Dynamical variation of the properties of materials in a controllable and reversible manner is highly desirable for obtaining next-generation multifunctional materials. This work involves modulation of the interfacial electronic and optical properties of Na-intercalated two-dimensional (2D) van der Waals heterostructure (vdW-HS) consisting of puckered silicene and hexagonal boron nitride (hBN) through layer-sliding. A nifty modeling of silicene/hBN vdW-HS significantly minimized the lattice mismatch between silicene and hBN from 35.32 to 2.97%. Afterwards, most stable site for Na at the interface is screened out. To demonstrate the variation of properties dynamically, silicene layer is slided over hBN in regular intervals, and various parametric quantities relating to physical properties are calculated with PW-LDA and PBE-GGA functionals repetitively and compared. To check the stability of vdW-HS along the sliding pathway relative total energies, vdW interactions and vdW-gaps are computed. Planar average charge density difference (∆ρ), charge transfer (∆Q), and interface dipole moment (∆μ) are also calculated and varied to study the interfacial electronic properties due to layer-sliding and intercalation. It is found that ∆Q at the interface for fully vdW-HS is 15% and 12% higher than the un-slided vdW-HS with PW-LDA and PBE-GGA, respectively. A number of optical properties relating to the intercalated silicene/hBN vdW-HS such as real \({[\varepsilon }_{1}\left(\omega \right)]\) and imaginary \({[\varepsilon }_{2}\left(\omega \right)]\) parts of complex dielectric function, electron energy loss function \([L\left(\omega \right)]\), diagonal components of dielectric tensor [ε(\(i\omega )]\), and optical joint density of states \([J\left(\upomega \right)]\) have been discussed in detail. The maximum absorption takes place for in-plane \({\varepsilon }_{2}\left(\omega \right)\) at around 3.63/3.71, 3.63/3.96, and 3.68/3.68 eV with PW-LDA/PBE-GGA for un-slided, half slided, and fully slided silicene/hBN vdW-HS, respectively. Polarization and energy losses are reduced whereas optical absorption is increased by 13.69 and 16.23% in the case of PW-LDA and PBE-GGA for fully slided vdW-HS as compared with the un-slided vdW-HS. Proposed layer-sliding method can be developed as a general approach for real-time fine-tuning of the properties of layered materials.

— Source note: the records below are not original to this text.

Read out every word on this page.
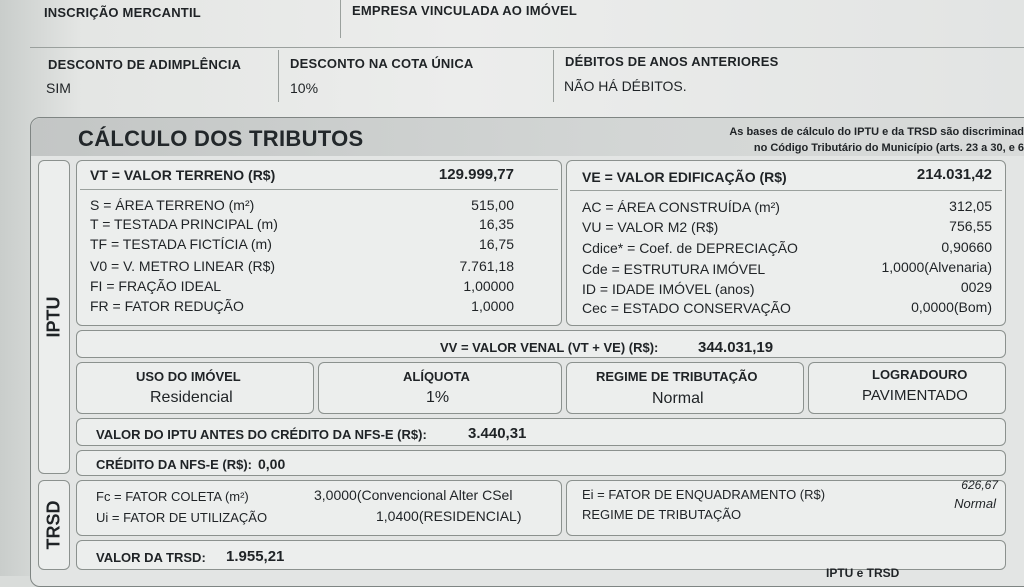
INSCRIÇÃO MERCANTIL	EMPRESA VINCULADA AO IMÓVEL
DESCONTO DE ADIMPLÊNCIA
SIM
DESCONTO NA COTA ÚNICA
10%
DÉBITOS DE ANOS ANTERIORES
NÃO HÁ DÉBITOS.
CÁLCULO DOS TRIBUTOS	As bases de cálculo do IPTU e da TRSD são discriminad
no Código Tributário do Município (arts. 23 a 30, e 6
IPTU
VT = VALOR TERRENO (R$)	129.999,77
S = ÁREA TERRENO (m²)	515,00
T = TESTADA PRINCIPAL (m)	16,35
TF = TESTADA FICTÍCIA (m)	16,75
V0 = V. METRO LINEAR (R$)	7.761,18
FI = FRAÇÃO IDEAL	1,00000
FR = FATOR REDUÇÃO	1,0000
VE = VALOR EDIFICAÇÃO (R$)	214.031,42
AC = ÁREA CONSTRUÍDA (m²)	312,05
VU = VALOR M2 (R$)	756,55
Cdice* = Coef. de DEPRECIAÇÃO	0,90660
Cde = ESTRUTURA IMÓVEL	1,0000(Alvenaria)
ID = IDADE IMÓVEL (anos)	0029
Cec = ESTADO CONSERVAÇÃO	0,0000(Bom)
VV = VALOR VENAL (VT + VE) (R$):	344.031,19
USO DO IMÓVEL
Residencial
ALÍQUOTA
1%
REGIME DE TRIBUTAÇÃO
Normal
LOGRADOURO
PAVIMENTADO
VALOR DO IPTU ANTES DO CRÉDITO DA NFS-E (R$):	3.440,31
CRÉDITO DA NFS-E (R$): 0,00
TRSD
Fc = FATOR COLETA (m²)	3,0000(Convencional Alter CSel
Ui = FATOR DE UTILIZAÇÃO	1,0400(RESIDENCIAL)
Ei = FATOR DE ENQUADRAMENTO (R$)
626,67
REGIME DE TRIBUTAÇÃO
Normal
VALOR DA TRSD: 1.955,21
IPTU e TRSD
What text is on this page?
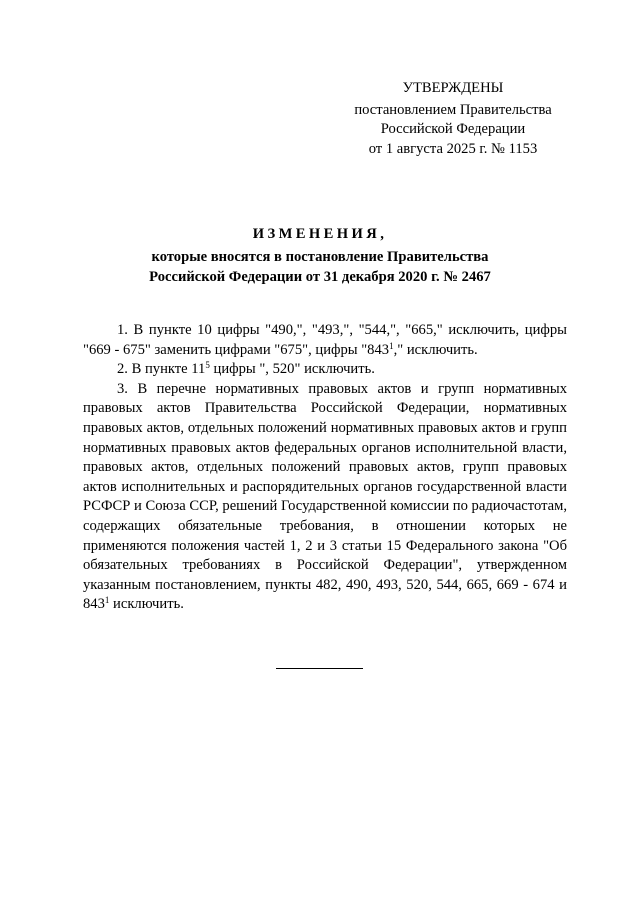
УТВЕРЖДЕНЫ
постановлением Правительства
Российской Федерации
от 1 августа 2025 г. № 1153
ИЗМЕНЕНИЯ,
которые вносятся в постановление Правительства
Российской Федерации от 31 декабря 2020 г. № 2467

1. В пункте 10 цифры "490,", "493,", "544,", "665," исключить, цифры "669 - 675" заменить цифрами "675", цифры "$843^1$," исключить.

2. В пункте $11^5$ цифры ", 520" исключить.

3. В перечне нормативных правовых актов и групп нормативных правовых актов Правительства Российской Федерации, нормативных правовых актов, отдельных положений нормативных правовых актов и групп нормативных правовых актов федеральных органов исполнительной власти, правовых актов, отдельных положений правовых актов, групп правовых актов исполнительных и распорядительных органов государственной власти РСФСР и Союза ССР, решений Государственной комиссии по радиочастотам, содержащих обязательные требования, в отношении которых не применяются положения частей 1, 2 и 3 статьи 15 Федерального закона "Об обязательных требованиях в Российской Федерации", утвержденном указанным постановлением, пункты 482, 490, 493, 520, 544, 665, 669 - 674 и $843^1$ исключить.
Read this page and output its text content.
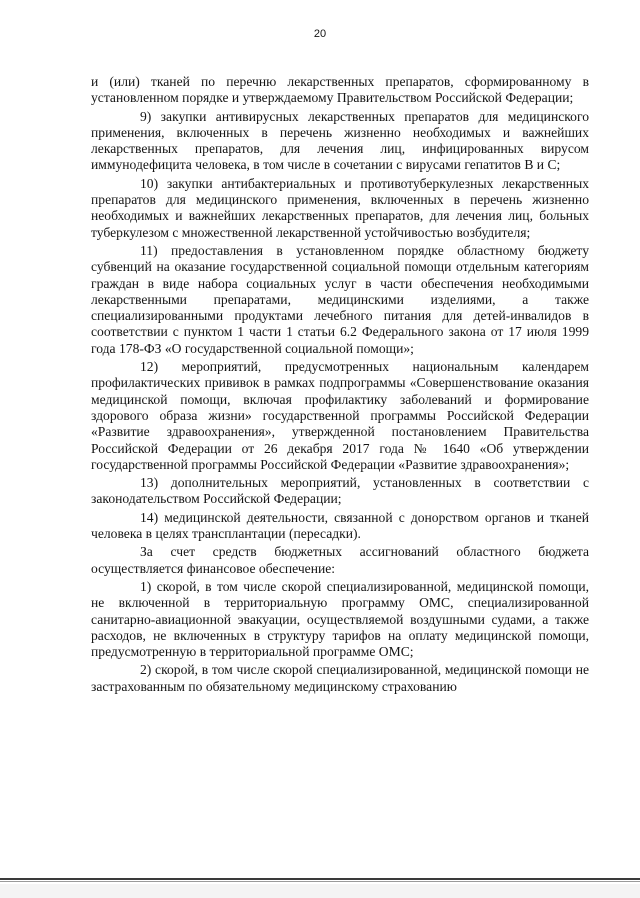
20

и (или) тканей по перечню лекарственных препаратов, сформированному в установленном порядке и утверждаемому Правительством Российской Федерации;

9) закупки антивирусных лекарственных препаратов для медицинского применения, включенных в перечень жизненно необходимых и важнейших лекарственных препаратов, для лечения лиц, инфицированных вирусом иммунодефицита человека, в том числе в сочетании с вирусами гепатитов В и С;

10) закупки антибактериальных и противотуберкулезных лекарственных препаратов для медицинского применения, включенных в перечень жизненно необходимых и важнейших лекарственных препаратов, для лечения лиц, больных туберкулезом с множественной лекарственной устойчивостью возбудителя;

11) предоставления в установленном порядке областному бюджету субвенций на оказание государственной социальной помощи отдельным категориям граждан в виде набора социальных услуг в части обеспечения необходимыми лекарственными препаратами, медицинскими изделиями, а также специализированными продуктами лечебного питания для детей-инвалидов в соответствии с пунктом 1 части 1 статьи 6.2 Федерального закона от 17 июля 1999 года 178-ФЗ «О государственной социальной помощи»;

12) мероприятий, предусмотренных национальным календарем профилактических прививок в рамках подпрограммы «Совершенствование оказания медицинской помощи, включая профилактику заболеваний и формирование здорового образа жизни» государственной программы Российской Федерации «Развитие здравоохранения», утвержденной постановлением Правительства Российской Федерации от 26 декабря 2017 года № 1640 «Об утверждении государственной программы Российской Федерации «Развитие здравоохранения»;

13) дополнительных мероприятий, установленных в соответствии с законодательством Российской Федерации;

14) медицинской деятельности, связанной с донорством органов и тканей человека в целях трансплантации (пересадки).

За счет средств бюджетных ассигнований областного бюджета осуществляется финансовое обеспечение:

1) скорой, в том числе скорой специализированной, медицинской помощи, не включенной в территориальную программу ОМС, специализированной санитарно-авиационной эвакуации, осуществляемой воздушными судами, а также расходов, не включенных в структуру тарифов на оплату медицинской помощи, предусмотренную в территориальной программе ОМС;

2) скорой, в том числе скорой специализированной, медицинской помощи не застрахованным по обязательному медицинскому страхованию
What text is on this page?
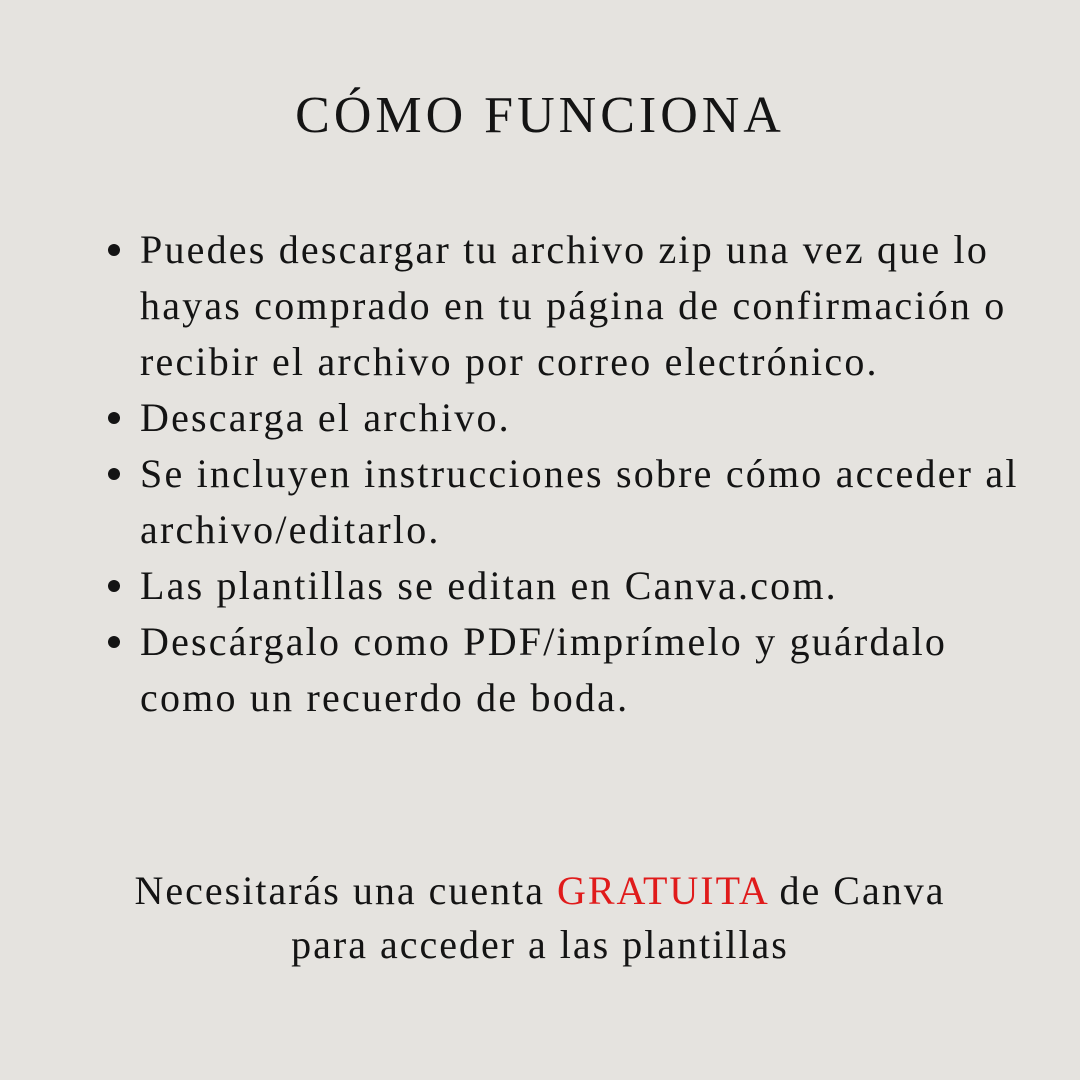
CÓMO FUNCIONA
Puedes descargar tu archivo zip una vez que lo hayas comprado en tu página de confirmación o recibir el archivo por correo electrónico.
Descarga el archivo.
Se incluyen instrucciones sobre cómo acceder al archivo/editarlo.
Las plantillas se editan en Canva.com.
Descárgalo como PDF/imprímelo y guárdalo como un recuerdo de boda.

Necesitarás una cuenta GRATUITA de Canva
para acceder a las plantillas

为了获得下一代多功能材料，非常需要以可控和可逆的方式动态改变材料的性能。这项工作涉及通过层滑动调制由褶皱硅烯和六方氮化硼 (hBN) 组成的钠插层二维 (2D) 范德华异质结构 (vdW-HS) 的界面电子和光学特性。硅烯/六方氮化硼 vdW-HS 的巧妙建模将硅烯和六方氮化硼之间的晶格失配从 35.32% 显着降至 2.97%。然后，筛选出界面上 Na 最稳定的位点。为了动态地展示性能的变化，硅烯层定期在六方氮化硼上滑动，并使用 PW-LDA 和 PBE-GGA 泛函重复计算与物理性能相关的各种参数量并进行比较。为了检查 vdW-HS 沿着滑动路径相对总能量的稳定性，计算了 vdW 相互作用和 vdW-间隙。还计算并改变平面平均电荷密度差 (Δ ρ )、电荷转移 (Δ Q ) 和界面偶极矩 (Δ μ )，以研究由于层滑动和插层而产生的界面电子特性。结果发现，完全 vdW-HS 的界面处的 ΔQ 分别比带有 PW-LDA 和 PBE-GGA 的未滑动 vdW-HS 高 15% 和 12%。与插层硅烯/六方氮化硼 vdW-HS 有关的许多光学特性，例如实数\({[\varepsilon }_{1}\left(\omega \right)]\)和虚数\({[\varepsilon }_ {2}\left(\omega \right)]\)复介电函数部分，电子能量损失函数\([L\left(\omega \right)]\)，介电张量 [ ε ( \( i\omega )]\)和光学联合状态密度\([J\left(\upomega \right)]\)已被详细讨论。使用 PW-LDA/PBE 时，平面内\({\varepsilon }_{2}\left(\omega \right)\) 的最大吸收发生在 3.63/3.71、3.63/3.96 和 3.68/3.68 eV 左右-GGA 分别表示未滑动、半滑动和完全滑动的硅烯/hBN vdW-HS。与未滑动的 vdW-HS 相比，完全滑动的 vdW-HS 的 PW-LDA 和 PBE-GGA 的偏振和能量损失减少，而光吸收增加了 13.69% 和 16.23%。所提出的层滑动方法可以开发为实时微调层状材料性能的通用方法。